Inspect a Parquet file without spinning up a backend
A Parquet file packs its structure into a compact footer at the end of the file rather than the start. That footer is a Thrift-serialised block describing the schema, every column’s type and compression, how many rows exist, and how the data is split into row groups. This tool reads that footer right in your browser, so you can answer “what columns are in here and how is it compressed?” without Spark, DuckDB, or a Python notebook.
How it works
A valid Parquet file is bracketed by the 4-byte magic string PAR1 at both ends. Immediately before the trailing magic sits a 4-byte little-endian integer giving the footer length, and before that is the Thrift-encoded FileMetaData. The viewer:
- Confirms the trailing
PAR1magic so it never tries to parse a truncated or non-Parquet file. - Parses the footer with a pure-JavaScript Parquet metadata reader.

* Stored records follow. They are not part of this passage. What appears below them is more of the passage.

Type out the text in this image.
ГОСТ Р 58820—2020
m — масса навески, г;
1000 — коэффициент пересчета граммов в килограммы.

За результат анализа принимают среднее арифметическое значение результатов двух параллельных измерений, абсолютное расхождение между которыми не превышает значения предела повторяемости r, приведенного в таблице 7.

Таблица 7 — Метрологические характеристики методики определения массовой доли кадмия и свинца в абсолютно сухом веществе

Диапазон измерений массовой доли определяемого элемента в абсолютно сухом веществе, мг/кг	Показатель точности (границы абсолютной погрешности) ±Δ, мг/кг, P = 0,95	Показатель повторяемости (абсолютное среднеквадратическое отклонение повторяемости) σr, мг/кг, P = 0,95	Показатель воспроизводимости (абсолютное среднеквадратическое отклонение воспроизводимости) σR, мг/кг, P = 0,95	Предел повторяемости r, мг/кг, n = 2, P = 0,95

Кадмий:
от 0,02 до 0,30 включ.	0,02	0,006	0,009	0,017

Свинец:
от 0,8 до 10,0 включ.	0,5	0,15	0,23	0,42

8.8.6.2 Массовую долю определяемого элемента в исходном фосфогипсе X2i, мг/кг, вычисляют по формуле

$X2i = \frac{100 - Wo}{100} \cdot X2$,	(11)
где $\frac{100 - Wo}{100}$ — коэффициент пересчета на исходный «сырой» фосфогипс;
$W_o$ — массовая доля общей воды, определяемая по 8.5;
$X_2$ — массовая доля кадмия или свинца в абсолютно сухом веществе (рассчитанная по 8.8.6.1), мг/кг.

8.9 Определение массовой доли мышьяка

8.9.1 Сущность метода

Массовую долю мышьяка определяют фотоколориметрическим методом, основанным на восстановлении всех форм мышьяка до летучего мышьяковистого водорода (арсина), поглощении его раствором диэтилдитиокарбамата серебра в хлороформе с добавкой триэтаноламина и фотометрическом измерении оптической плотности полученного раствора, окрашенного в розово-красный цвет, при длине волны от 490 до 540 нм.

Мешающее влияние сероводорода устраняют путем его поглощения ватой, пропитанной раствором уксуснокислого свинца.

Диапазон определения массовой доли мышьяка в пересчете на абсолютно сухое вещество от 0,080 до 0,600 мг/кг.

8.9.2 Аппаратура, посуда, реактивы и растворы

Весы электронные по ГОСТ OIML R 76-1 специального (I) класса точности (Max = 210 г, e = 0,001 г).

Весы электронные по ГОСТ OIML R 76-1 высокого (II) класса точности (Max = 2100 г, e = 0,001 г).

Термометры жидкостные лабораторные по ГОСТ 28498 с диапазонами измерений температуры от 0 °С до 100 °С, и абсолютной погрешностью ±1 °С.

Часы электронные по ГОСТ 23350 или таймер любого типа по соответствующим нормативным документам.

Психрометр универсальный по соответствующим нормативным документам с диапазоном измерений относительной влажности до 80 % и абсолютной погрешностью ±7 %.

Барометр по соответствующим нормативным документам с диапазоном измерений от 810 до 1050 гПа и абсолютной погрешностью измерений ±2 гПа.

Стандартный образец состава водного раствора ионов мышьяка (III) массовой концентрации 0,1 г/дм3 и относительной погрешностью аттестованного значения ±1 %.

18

- Walks the flat schema tree, keeping the leaf columns, and pairs each with its per-column metadata (codec and encodings) from the first row group.
Because only the footer is decoded — never the data pages — inspection is near-instant even on very large files.
Tips and notes
- Physical vs logical types: the physical type is how bytes are stored (
INT32,BYTE_ARRAY, etc.), while the logical/converted type tells you the intended meaning (UTF8,DECIMAL,TIMESTAMP_MICROS). - Compression is per column: Parquet lets each column use a different codec, so the table shows the codec recorded for each one rather than a single file-wide value.
- Key/value metadata often carries the serialised Arrow schema or a writer’s custom tags — handy for debugging cross-tool compatibility.
- Files up to 200 MB are accepted; the limit only guards memory, since the data itself is never read.